L’après 1968 change la donne. Bien qu’affaiblie par les coups portés par le pouvoir gaulliste que par ses divisions internes, l’UNEF de mai et juin 1968 demeure une référence commune. Mais très vite le cadre unitaire va s’effilocher et éclater. Divisée quant à la tactique face à la loi Faure (novembre 1968) qui instaure une représentation élue des étudiants dans les universités, en décembre 1968 le congrès de Marseille voit le départ des trotskystes de « rouge » (future Ligue communiste) et de nombre de militants des comités d’action nés au printemps 1968. Le bureau national composé de membres du PSU cohabite avec deux minorités, l’une animée par les étudiants du PCF et de l’UEC, le courant – ou tendance – « renouveau », l’autre par les trotskystes « lambertistes » de l’AJS constituant la tendance « unité syndicale ». Quand le PSU décide d’abandonner l’UNEF, aucun des deux courants restants n’acceptant d’être minoritaires par rapport à l’autre, la scission a lieu ce qui se matérialise par deux congrès séparés et l’existence de deux organisations revendiquant le sigle UNEF, l’UNEF dite renouveau continuant a porter le nom d’UNEF, à côté d’une UNEF unité syndicale.

Dans cette situation, une bonne partie de la vie militantes étudiante va se dérouler hors du syndicalisme étudiant « unefien ». C’est dans ce contexte que le système de coordination de délégués d’assemblées générales s’impose dans le répertoire d’action collective comme outil de représentation pendant les luttes généralisées (DEUG et Loi Debré au printemps 1973, grève générale contre la réforme du deuxième cycle au printemps 1976). Ces coordinations, si elles intègrent les syndicalistes étudiants, sont essentiellement animées par les courants politiques de l’extrême-gauche, notamment LC puis LCR, « Révolution » devenue OCT (organisation communiste des travailleurs), libertaires, membres de l’AMR (l’Alliance marxiste-révolutionnaire), « inorganisés » (en réalité sans-parti dont des étudiants de la JEC, (Jeunesse étudiante chrétienne). Des comités de lutte se maintiennent parfois un moment au-delà des grèves, tentent de se fédérer (tentative de la FNCL (fédération nationale des comités de lutte) en 1972, courant des « CA/CL » (comités d’action/comités de lutte) en 1976.

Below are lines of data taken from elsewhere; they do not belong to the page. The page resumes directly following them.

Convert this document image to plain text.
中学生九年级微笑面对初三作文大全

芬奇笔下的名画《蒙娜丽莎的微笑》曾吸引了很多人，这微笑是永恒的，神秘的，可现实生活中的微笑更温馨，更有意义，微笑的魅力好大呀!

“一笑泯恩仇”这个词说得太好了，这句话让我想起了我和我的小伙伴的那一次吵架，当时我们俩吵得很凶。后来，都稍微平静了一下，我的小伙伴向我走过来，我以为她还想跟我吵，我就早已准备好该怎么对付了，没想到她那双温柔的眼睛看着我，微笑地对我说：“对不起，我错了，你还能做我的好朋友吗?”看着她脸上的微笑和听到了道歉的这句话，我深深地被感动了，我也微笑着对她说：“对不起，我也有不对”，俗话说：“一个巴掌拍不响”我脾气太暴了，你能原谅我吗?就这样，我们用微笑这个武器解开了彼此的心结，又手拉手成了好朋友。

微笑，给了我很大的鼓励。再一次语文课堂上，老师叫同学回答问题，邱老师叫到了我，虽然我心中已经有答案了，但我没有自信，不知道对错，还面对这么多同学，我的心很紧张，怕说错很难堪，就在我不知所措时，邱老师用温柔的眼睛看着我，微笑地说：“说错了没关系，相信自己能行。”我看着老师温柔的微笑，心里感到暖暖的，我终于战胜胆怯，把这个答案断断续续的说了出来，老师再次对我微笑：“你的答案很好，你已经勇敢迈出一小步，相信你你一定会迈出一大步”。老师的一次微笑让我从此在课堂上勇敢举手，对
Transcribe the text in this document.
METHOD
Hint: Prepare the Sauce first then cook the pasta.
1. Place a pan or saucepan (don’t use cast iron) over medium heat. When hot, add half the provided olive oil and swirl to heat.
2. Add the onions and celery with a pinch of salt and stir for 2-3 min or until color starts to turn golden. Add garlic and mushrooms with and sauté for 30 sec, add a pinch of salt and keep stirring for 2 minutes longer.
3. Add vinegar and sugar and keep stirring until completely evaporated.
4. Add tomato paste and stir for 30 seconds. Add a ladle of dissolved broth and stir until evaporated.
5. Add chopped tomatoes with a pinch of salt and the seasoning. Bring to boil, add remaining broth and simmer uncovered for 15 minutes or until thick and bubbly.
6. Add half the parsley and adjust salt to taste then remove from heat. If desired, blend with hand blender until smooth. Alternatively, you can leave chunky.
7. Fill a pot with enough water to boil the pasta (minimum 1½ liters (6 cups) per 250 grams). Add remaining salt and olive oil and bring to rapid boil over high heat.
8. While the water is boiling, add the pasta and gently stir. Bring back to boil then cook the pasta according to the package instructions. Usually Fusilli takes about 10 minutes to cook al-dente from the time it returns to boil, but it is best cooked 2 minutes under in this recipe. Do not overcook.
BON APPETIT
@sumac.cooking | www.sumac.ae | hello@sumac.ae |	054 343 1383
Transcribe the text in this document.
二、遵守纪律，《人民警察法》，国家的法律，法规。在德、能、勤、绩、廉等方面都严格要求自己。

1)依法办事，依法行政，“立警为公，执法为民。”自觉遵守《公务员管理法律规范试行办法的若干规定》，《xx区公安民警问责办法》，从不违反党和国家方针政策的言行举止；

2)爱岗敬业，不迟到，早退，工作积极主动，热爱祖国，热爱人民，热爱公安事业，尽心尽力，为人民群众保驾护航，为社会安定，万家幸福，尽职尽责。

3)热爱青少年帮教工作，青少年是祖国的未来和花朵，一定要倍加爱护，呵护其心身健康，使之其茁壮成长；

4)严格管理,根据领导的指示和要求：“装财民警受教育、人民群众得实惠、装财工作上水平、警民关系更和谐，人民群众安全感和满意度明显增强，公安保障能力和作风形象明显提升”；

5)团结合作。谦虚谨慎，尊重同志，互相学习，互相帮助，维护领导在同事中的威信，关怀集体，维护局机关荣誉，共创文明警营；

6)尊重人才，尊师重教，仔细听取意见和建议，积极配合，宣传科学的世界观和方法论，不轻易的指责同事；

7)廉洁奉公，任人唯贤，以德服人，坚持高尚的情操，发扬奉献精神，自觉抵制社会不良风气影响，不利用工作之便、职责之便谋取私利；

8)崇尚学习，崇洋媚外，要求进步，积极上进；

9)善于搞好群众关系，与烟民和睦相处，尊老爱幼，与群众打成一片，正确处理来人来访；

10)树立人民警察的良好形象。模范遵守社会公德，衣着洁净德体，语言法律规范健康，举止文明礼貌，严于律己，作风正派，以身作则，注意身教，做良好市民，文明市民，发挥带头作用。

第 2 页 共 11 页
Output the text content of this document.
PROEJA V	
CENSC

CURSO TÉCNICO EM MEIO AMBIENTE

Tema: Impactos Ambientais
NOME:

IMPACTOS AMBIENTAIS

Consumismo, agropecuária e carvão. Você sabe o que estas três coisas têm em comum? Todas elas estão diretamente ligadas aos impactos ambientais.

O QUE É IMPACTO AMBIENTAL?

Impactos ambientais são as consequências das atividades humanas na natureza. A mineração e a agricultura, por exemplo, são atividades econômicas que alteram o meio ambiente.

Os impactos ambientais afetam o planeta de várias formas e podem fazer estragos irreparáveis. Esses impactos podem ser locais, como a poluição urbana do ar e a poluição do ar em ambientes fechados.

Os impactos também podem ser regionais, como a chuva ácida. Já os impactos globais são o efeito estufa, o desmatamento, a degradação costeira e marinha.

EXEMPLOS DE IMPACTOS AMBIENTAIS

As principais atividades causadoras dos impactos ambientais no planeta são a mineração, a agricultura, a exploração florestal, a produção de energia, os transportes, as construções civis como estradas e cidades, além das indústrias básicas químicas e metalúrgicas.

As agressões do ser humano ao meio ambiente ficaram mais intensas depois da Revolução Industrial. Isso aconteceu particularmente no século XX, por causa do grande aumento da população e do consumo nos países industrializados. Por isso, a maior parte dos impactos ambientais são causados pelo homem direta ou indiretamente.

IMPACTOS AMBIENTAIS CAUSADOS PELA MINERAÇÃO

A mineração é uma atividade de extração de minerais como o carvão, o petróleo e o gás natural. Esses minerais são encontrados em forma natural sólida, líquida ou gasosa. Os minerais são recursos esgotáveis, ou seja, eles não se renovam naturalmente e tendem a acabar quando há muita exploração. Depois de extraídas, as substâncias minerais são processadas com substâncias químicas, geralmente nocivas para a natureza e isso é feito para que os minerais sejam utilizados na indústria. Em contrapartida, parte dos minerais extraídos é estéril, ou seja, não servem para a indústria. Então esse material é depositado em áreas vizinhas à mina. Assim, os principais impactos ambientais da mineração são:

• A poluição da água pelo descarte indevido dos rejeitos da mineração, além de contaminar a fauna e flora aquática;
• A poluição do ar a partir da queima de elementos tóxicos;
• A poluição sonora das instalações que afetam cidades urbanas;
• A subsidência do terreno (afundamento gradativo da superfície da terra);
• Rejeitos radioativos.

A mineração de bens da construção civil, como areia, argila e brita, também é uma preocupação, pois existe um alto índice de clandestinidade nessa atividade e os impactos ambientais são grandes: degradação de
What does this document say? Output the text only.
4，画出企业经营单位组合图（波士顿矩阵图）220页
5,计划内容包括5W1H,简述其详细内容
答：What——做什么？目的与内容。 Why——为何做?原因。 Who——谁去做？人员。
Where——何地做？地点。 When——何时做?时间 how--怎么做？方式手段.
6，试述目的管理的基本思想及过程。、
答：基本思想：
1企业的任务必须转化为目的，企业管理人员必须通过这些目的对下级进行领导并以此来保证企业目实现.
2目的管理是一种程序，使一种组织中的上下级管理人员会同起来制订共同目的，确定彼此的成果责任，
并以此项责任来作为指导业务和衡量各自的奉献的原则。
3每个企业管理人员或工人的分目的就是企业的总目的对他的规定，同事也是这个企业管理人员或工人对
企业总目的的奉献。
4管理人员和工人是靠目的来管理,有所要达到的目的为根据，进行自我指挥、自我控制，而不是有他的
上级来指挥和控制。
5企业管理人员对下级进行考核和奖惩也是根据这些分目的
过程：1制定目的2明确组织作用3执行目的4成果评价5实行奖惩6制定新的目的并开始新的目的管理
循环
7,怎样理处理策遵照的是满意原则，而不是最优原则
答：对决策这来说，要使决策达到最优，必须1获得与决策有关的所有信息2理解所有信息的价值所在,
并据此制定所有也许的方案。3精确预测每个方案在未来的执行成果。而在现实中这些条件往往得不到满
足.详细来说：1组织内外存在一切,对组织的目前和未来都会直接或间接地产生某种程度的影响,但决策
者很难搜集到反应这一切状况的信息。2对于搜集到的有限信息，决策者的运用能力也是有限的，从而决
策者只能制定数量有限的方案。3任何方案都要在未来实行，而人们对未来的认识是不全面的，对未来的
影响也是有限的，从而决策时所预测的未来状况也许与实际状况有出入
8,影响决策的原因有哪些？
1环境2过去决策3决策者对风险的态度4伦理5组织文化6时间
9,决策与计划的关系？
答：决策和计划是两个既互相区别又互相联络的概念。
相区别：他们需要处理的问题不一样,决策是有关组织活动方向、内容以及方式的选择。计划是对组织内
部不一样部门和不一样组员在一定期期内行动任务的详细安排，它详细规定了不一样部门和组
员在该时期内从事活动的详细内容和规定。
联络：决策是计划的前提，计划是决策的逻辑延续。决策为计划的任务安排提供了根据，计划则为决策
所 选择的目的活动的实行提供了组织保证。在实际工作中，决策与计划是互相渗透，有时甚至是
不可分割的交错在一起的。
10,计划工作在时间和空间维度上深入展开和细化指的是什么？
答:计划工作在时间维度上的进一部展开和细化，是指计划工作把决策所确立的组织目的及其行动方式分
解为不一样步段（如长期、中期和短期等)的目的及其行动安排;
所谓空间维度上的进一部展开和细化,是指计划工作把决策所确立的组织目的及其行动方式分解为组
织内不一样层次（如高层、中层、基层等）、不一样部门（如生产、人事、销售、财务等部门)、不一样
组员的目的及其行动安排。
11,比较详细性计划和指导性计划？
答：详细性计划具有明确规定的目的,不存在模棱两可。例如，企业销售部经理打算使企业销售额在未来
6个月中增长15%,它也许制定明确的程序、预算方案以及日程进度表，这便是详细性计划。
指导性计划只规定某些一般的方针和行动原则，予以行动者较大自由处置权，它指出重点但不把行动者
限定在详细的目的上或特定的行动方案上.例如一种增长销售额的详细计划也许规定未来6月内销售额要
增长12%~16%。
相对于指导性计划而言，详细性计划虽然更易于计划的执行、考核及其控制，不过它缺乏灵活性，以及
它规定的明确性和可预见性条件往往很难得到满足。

1976 semble marquer un tournant qui clôt, dans le mouvement étudiant, les années 1968, avec le retour au premier plan du militantisme étudiant des questions universitaires, un renforcement du syndicalisme que ce soit dans les structures existantes (les deux UNEF) ou dans un nouveau syndicat, le MAS (Mouvement d’action syndicale) fondé en 1976 et qui est le vecteur de la resyndicalisation des courants politiques qui avaient quitté le syndicalisme étudiant, PSU, LCR, et d’étudiants socialistes (« rocardiens »), tandis que d’autres étudiants socialistes (« mitterandistes ») lancent un éphémère COSEF (Comité d’organisation pour un syndicat des étudiants de France) s’appuyant particulièrement sur la MNEF (Mutuelle nationale des étudiants de France), le COSEF intégrant l’UNEF-US en y constituant une tendance socialiste).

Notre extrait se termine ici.